Stubbing out her cigarette, she reached for another, then drew back her hand. She would make herself wait a while longer. Ten minutes, or maybe fifteen. An exercise in discipline, to occupy her mind while she waited for the stranger from America.

The man who, if he wasn’t skilled and very careful, just might get her killed.


THE EXECUTIONER double-checked the minimal gear that he’d brought with him from the Farm. He had his shoulder rig for the Beretta 93-R, two spare magazines—making it sixty rounds, in all—and a commando dagger honed to razor-sharpness, in a lightweight nylon sheath.

That hardware wouldn’t see him through what lay ahead, but Bolan had to wait and see what was available once he arrived in Cuba and made contact with Maria Santos. Given Cuban history over the past half century, Bolan expected Russian weapons to predominate, along with knockoffs from the former Eastern Bloc and certain lethal toys produced in South America. In terms of weaponry, Bolan could handle anything that came his way. He only hoped that it would be reliable and accurate, with ammunition plentiful enough to see him through the bloody work ahead.

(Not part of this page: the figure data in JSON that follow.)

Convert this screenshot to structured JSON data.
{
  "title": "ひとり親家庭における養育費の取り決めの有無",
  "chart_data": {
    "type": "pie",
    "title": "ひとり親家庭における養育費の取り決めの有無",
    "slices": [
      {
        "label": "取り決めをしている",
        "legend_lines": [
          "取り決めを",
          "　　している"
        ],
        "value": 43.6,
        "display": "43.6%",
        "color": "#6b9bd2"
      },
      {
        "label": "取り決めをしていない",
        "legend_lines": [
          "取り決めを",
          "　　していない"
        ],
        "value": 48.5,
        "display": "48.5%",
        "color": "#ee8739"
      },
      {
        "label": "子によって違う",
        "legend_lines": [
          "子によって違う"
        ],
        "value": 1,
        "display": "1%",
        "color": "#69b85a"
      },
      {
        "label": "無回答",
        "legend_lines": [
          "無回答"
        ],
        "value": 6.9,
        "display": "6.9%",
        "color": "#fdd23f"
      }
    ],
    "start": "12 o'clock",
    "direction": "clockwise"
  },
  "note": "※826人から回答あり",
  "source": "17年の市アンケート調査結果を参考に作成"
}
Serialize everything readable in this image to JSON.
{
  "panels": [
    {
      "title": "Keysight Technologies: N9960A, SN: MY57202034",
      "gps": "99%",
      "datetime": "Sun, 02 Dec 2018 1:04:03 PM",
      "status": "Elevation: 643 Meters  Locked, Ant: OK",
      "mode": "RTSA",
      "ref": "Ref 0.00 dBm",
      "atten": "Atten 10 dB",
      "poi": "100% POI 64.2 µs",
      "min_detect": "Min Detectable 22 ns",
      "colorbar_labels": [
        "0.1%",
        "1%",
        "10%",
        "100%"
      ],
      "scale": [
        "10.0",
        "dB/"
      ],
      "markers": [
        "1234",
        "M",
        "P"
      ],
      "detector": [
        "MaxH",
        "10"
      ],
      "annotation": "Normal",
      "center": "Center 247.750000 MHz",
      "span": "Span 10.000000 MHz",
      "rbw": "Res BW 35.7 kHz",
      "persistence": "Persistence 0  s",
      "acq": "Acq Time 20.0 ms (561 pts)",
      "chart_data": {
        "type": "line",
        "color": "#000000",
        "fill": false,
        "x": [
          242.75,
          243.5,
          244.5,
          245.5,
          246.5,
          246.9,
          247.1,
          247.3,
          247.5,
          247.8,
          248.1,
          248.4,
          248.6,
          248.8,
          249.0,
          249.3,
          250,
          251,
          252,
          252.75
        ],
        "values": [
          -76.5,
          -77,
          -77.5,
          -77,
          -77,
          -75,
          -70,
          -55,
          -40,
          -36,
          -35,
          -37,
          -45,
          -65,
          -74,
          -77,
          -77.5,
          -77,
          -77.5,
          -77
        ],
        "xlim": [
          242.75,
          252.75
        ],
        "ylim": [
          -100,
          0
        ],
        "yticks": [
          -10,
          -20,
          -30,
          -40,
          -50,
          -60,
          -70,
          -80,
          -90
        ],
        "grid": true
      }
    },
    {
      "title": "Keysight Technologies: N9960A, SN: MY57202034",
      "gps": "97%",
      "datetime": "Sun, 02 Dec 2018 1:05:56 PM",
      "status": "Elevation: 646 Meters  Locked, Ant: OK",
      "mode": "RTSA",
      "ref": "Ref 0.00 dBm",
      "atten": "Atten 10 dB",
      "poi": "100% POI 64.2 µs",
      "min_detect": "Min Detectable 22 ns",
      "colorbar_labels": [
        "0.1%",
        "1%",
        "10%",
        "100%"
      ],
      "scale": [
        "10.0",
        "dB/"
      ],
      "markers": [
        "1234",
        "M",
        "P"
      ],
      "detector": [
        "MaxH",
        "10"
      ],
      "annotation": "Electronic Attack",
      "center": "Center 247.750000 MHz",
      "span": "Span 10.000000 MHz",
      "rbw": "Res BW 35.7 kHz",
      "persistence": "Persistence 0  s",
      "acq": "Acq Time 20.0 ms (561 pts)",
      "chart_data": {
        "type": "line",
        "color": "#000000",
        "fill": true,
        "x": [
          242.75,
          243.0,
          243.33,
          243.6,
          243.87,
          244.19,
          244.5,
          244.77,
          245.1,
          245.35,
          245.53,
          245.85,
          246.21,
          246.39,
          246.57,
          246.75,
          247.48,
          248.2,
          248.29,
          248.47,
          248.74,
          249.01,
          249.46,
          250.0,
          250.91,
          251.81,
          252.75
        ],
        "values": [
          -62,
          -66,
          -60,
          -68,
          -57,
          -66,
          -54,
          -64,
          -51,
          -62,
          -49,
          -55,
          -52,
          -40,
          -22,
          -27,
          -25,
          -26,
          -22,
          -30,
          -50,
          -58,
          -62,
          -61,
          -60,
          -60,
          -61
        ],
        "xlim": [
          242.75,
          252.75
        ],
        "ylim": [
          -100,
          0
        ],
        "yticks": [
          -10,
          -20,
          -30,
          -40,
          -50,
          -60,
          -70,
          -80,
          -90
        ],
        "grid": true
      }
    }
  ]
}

And he had no illusions as to what was waiting for him, if and when he made his way inside Bahia Matanzas. The eight hostage takers were desperate men, religious fanatics with nothing to lose but their lives—and those lives, Bolan guessed, were already written off as lost in their own minds. The whole bizarre event, from Gitmo to the latest series of impossible demands, smelled like a kamikaze mission from the start.

That understanding altered Bolan’s mission from a hostage rescue to search-and-destroy. Taking for granted that the terrorists were bent on killing their roughly twelve hundred prisoners, once they had managed to insult America as much as possible on international TV, he had to find a way inside and neutralize the enemy before they carried out their plan.

For some at Bahia Matanzas, Bolan guessed, he might already be too late. They had a deadline coming up, and Bolan might not be there to distract the terrorists from making good on their specific threats. If they were operating on the same half-hour deadlines as the group aboard the Tropic Princess, then hostages would die before he reached the scene. More yet, if the police and soldiers ringing Bahia Matanzas slowed him down.

But he would find a way inside. And those he couldn’t save, he would avenge.

Bolan made that a solemn promise to himself.

After fieldstripping and reassembling the Beretta, Bolan relaxed on the short bunk as best he could. Combat experience had taught him to sleep virtually anywhere, if someone wasn’t shooting at him, and the tiny cabin of a submarine felt like the Ritz compared to some of Bolan’s other bivouacs. Running submerged, it had no pitch and roll like surface ships, only a steady thrumming from the mighty engines that propelled it through the depths.